Tim Dowling 

Skippy: Australia’s First Superstar and Having A Baby To Save My Child

Skippy was dumber than a sheep but still managed to become a global phenomenon, says Tim Dowling
  
  

SKIPPY - AUSTRALIA'S FIRST SUPERSTAR
Sonny and friend Skippy in the original show . . . Skippy: Australia's First Superstar. Photograph: BBC/Fauna Productions/Electric Pictures Photograph: /Electric Pictures/Brook Lapping Productions/Electric Pictures for Brook Lapping

Until last night, I had only dim memories of Skippy. I could only really ­summon up the song, the little kangaroo, and a vague sense of it all ­being slightly creepy. On the whole, I preferred Gentle Ben, the big friendly bear – and when it came to choosing my first lunchbox, I opted for a Flipper one. But as Skippy: Australia's First ­Superstar (BBC4) made clear, the bush kangaroo was a favourite not just in his homeland, but in America, Japan and most of Europe. Only Sweden refused to transmit Skippy, for fear that children would grow up ­thinking animals could communicate with ­humans, operate radio equipment and play the drums. They were probably right; between Skippy, Ben and ­Flipper, I more or less spent my childhood thinking the dog's refusal to follow my instructions was a simple matter of insubordination.

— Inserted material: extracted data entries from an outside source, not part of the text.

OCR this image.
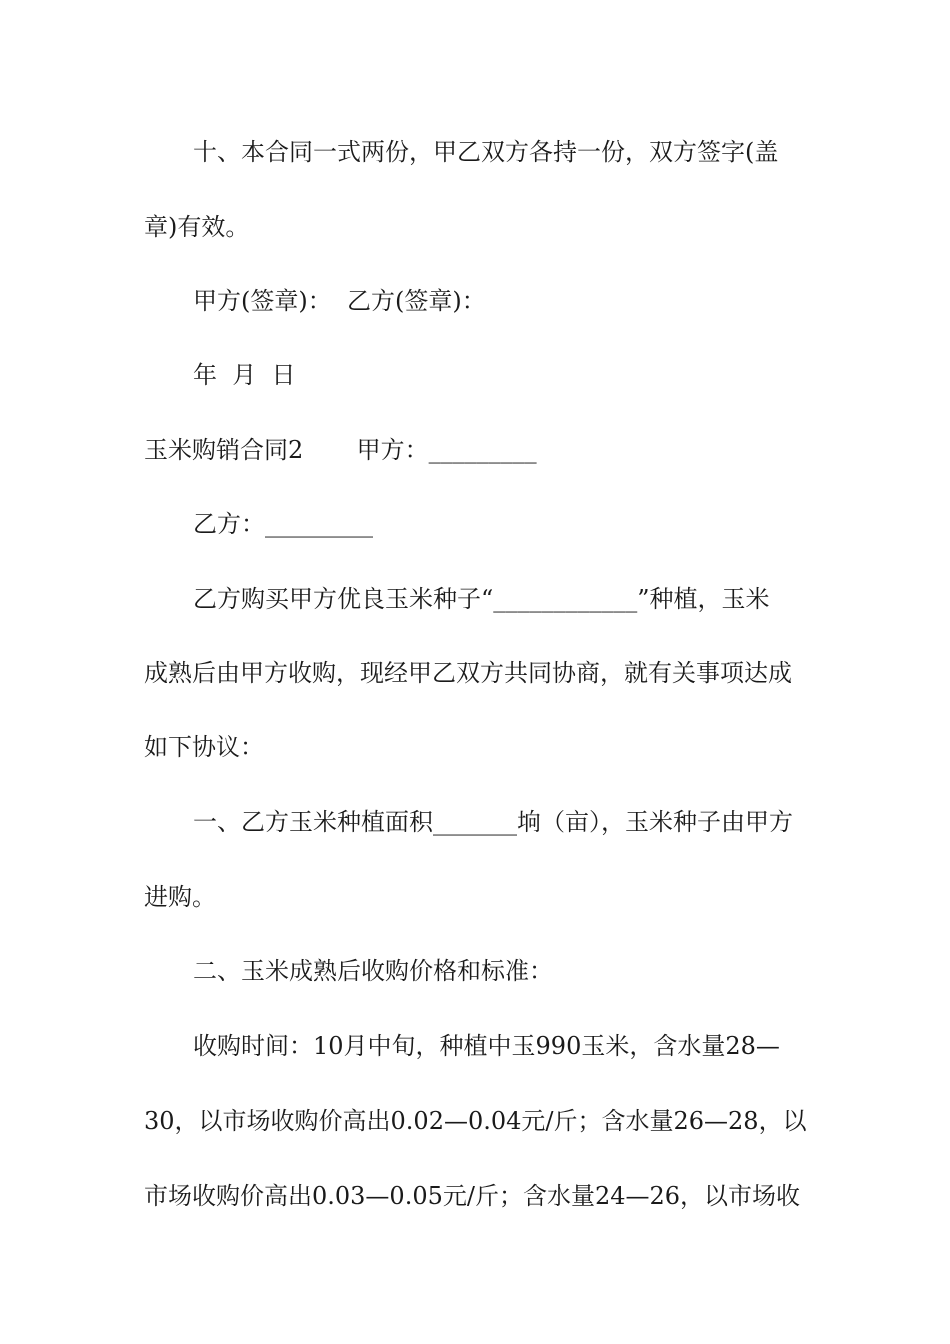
十、本合同一式两份，甲乙双方各持一份，双方签字(盖
章)有效。
甲方(签章)：  乙方(签章)：
年  月  日
玉米购销合同2       甲方：_________
乙方：_________
乙方购买甲方优良玉米种子“____________”种植，玉米
成熟后由甲方收购，现经甲乙双方共同协商，就有关事项达成
如下协议：
一、乙方玉米种植面积_______垧（亩），玉米种子由甲方
进购。
二、玉米成熟后收购价格和标准：
收购时间：10月中旬，种植中玉990玉米，含水量28—
30，以市场收购价高出0.02—0.04元/斤；含水量26—28，以
市场收购价高出0.03—0.05元/斤；含水量24—26，以市场收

The truth, sadly, is that Skippy was not the prodigy he (or she – there were nine in all) seemed. Kangaroos are, as several people who worked on the ­series recalled, "dumber than sheep" and completely untrainable. Skippy's acting range was restricted to looking in the ­direction of a crew member banging a cake tin; this would take place in the brief minutes after they let him out of his sack and before he came to his senses and ran off. His feats of manual dexterity were performed by a human wielding two kangaroo-clawed backscratchers.

This engaging account of how Skippy became a global phenomenon was still fascinating, funny and, as I suspected all those years ago, a little bit creepy. Producer Lee Robinson wanted to make a children's series and, having seen Flipper, was casting about for an antipodean counterpart. He suspected that Australians, who were fed a strict diet of American TV imports at the time, would find a show about a clever kangaroo terribly parochial, so he sold the series overseas first, in Britain and America. A homesick Germaine Greer was an immediate, if unlikely fan. "I used to watch it with the sound turned off," she said. "There were all kinds of things about it that were unbearable. But the landscape! And the light!"

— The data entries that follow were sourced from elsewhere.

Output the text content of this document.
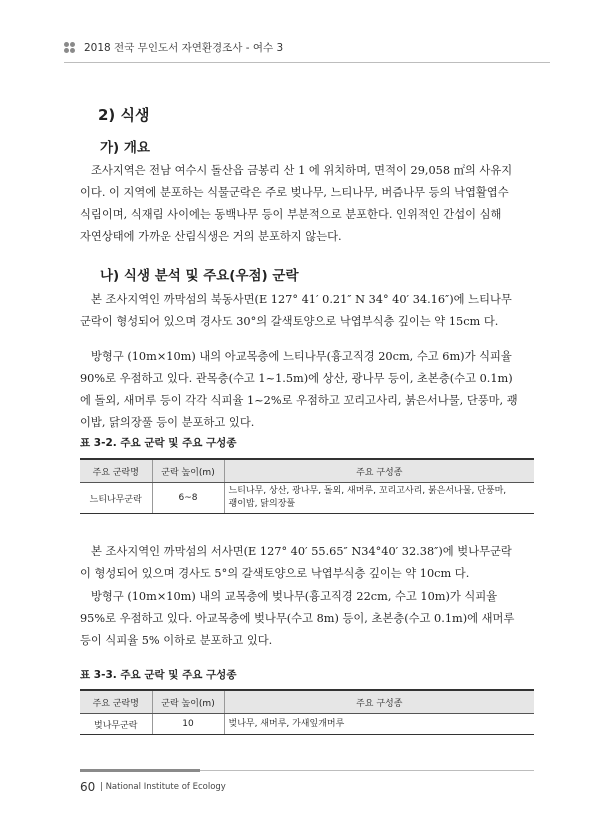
2018 전국 무인도서 자연환경조사 - 여수 3
2) 식생
가) 개요
조사지역은 전남 여수시 돌산읍 금봉리 산 1 에 위치하며, 면적이 29,058 ㎡의 사유지
이다. 이 지역에 분포하는 식물군락은 주로 벚나무, 느티나무, 버즘나무 등의 낙엽활엽수
식림이며, 식재림 사이에는 동백나무 등이 부분적으로 분포한다. 인위적인 간섭이 심해
자연상태에 가까운 산림식생은 거의 분포하지 않는다.
나) 식생 분석 및 주요(우점) 군락
본 조사지역인 까막섬의 북동사면(E 127° 41′ 0.21″ N 34° 40′ 34.16″)에 느티나무
군락이 형성되어 있으며 경사도 30°의 갈색토양으로 낙엽부식층 깊이는 약 15cm 다.
방형구 (10m×10m) 내의 아교목층에 느티나무(흉고직경 20cm, 수고 6m)가 식피율
90%로 우점하고 있다. 관목층(수고 1~1.5m)에 상산, 광나무 등이, 초본층(수고 0.1m)
에 돌외, 새머루 등이 각각 식피율 1~2%로 우점하고 꼬리고사리, 붉은서나물, 단풍마, 괭
이밥, 닭의장풀 등이 분포하고 있다.
표 3-2. 주요 군락 및 주요 구성종
주요 군락명	군락 높이(m)	주요 구성종
느티나무군락	6~8	느티나무, 상산, 광나무, 돌외, 새머루, 꼬리고사리, 붉은서나물, 단풍마,
괭이밥, 닭의장풀
본 조사지역인 까막섬의 서사면(E 127° 40′ 55.65″ N34°40′ 32.38″)에 벚나무군락
이 형성되어 있으며 경사도 5°의 갈색토양으로 낙엽부식층 깊이는 약 10cm 다.
방형구 (10m×10m) 내의 교목층에 벚나무(흉고직경 22cm, 수고 10m)가 식피율
95%로 우점하고 있다. 아교목층에 벚나무(수고 8m) 등이, 초본층(수고 0.1m)에 새머루
등이 식피율 5% 이하로 분포하고 있다.
표 3-3. 주요 군락 및 주요 구성종
주요 군락명	군락 높이(m)	주요 구성종
벚나무군락	10	벚나무, 새머루, 가새잎개머루
60 | National Institute of Ecology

In some ways, the rough and ready lives of the production team mirrored that of the show's characters – they relaxed in the bush, swam in shark-infested waters and operated in an ­atmosphere of unremitting sexism. They walked around with wombats hanging off them. Child actors played poker with the adults, and they set real bush fires when the story called for it. The main difference between the ­behind-the-scenes scenes and the series itself was Skippy. In the show, Skippy was patient and wise and ­capable of dialling a phone. In the real-life footage he was mostly trying to escape. That's why it took nine kangaroos to play him. Or her, depending.

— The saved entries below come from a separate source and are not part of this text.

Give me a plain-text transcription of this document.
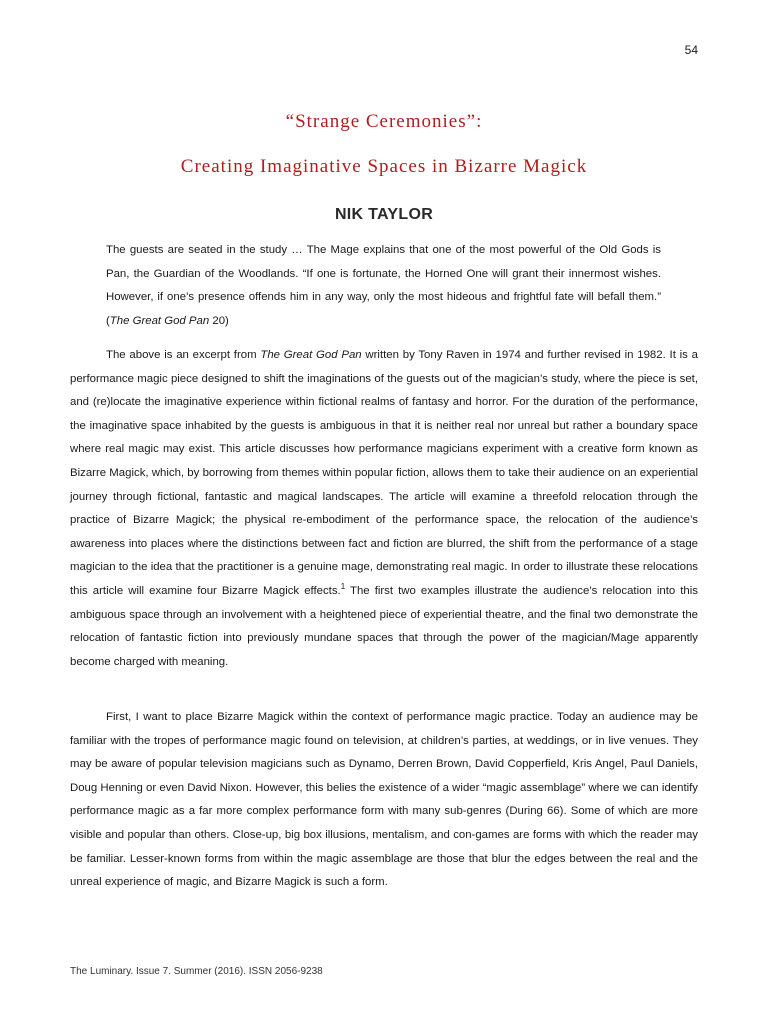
54
“Strange Ceremonies”:
Creating Imaginative Spaces in Bizarre Magick
NIK TAYLOR

The guests are seated in the study … The Mage explains that one of the most powerful of the Old Gods is Pan, the Guardian of the Woodlands. “If one is fortunate, the Horned One will grant their innermost wishes. However, if one’s presence offends him in any way, only the most hideous and frightful fate will befall them.” (The Great God Pan 20)

The above is an excerpt from The Great God Pan written by Tony Raven in 1974 and further revised in 1982. It is a performance magic piece designed to shift the imaginations of the guests out of the magician’s study, where the piece is set, and (re)locate the imaginative experience within fictional realms of fantasy and horror. For the duration of the performance, the imaginative space inhabited by the guests is ambiguous in that it is neither real nor unreal but rather a boundary space where real magic may exist. This article discusses how performance magicians experiment with a creative form known as Bizarre Magick, which, by borrowing from themes within popular fiction, allows them to take their audience on an experiential journey through fictional, fantastic and magical landscapes. The article will examine a threefold relocation through the practice of Bizarre Magick; the physical re-embodiment of the performance space, the relocation of the audience’s awareness into places where the distinctions between fact and fiction are blurred, the shift from the performance of a stage magician to the idea that the practitioner is a genuine mage, demonstrating real magic. In order to illustrate these relocations this article will examine four Bizarre Magick effects.$^1$ The first two examples illustrate the audience’s relocation into this ambiguous space through an involvement with a heightened piece of experiential theatre, and the final two demonstrate the relocation of fantastic fiction into previously mundane spaces that through the power of the magician/Mage apparently become charged with meaning.

First, I want to place Bizarre Magick within the context of performance magic practice. Today an audience may be familiar with the tropes of performance magic found on television, at children’s parties, at weddings, or in live venues. They may be aware of popular television magicians such as Dynamo, Derren Brown, David Copperfield, Kris Angel, Paul Daniels, Doug Henning or even David Nixon. However, this belies the existence of a wider “magic assemblage” where we can identify performance magic as a far more complex performance form with many sub-genres (During 66). Some of which are more visible and popular than others. Close-up, big box illusions, mentalism, and con-games are forms with which the reader may be familiar. Lesser-known forms from within the magic assemblage are those that blur the edges between the real and the unreal experience of magic, and Bizarre Magick is such a form.

The Luminary. Issue 7. Summer (2016). ISSN 2056-9238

The idea of a saviour sibling, a child conceived through IVF in order to provide treatment for an older brother or sister, flags up a lot of ethical ­issues for a lot of people, though not, by and large, people with desperately ill ­children who might benefit. For the two couples featured in Having A Baby To Save My Child (BBC1), the room to consider the ethical questions would be a bit of a luxury. They're running out of time, luck, and money.

Both families have small children diagnosed with Fanconi anaemia, a rare genetic disorder that leads to bone marrow failure. The most successful bone marrow transplants use matching sibling donors, and since neither child has a sibling who is a match, creating one is the only option, by screening and then implanting embryos.

Emma Loach's sensitive but heartbreaking film showed the controversial procedure to be a battle against daunting odds. David and Samantha, who have already lost a child to Fanconi, go through repeated appeals to get the NHS to fund a single cycle of IVF. Meanwhile, Tom and Alison have paid for four cycles, at £7,000 each, without success. These people are plumbing boundless depths of worry, frustration and fear, but there isn't any question of not carrying on. Tom, who is a doctor, sees how genetic misfortune has altered his view. "Parents of children who get very serious illnesses occupy a different position in life," he says. "You start to think differently from a lot of people around you. It's a parallel universe." It's a place where ethical arguments are the least of your problems.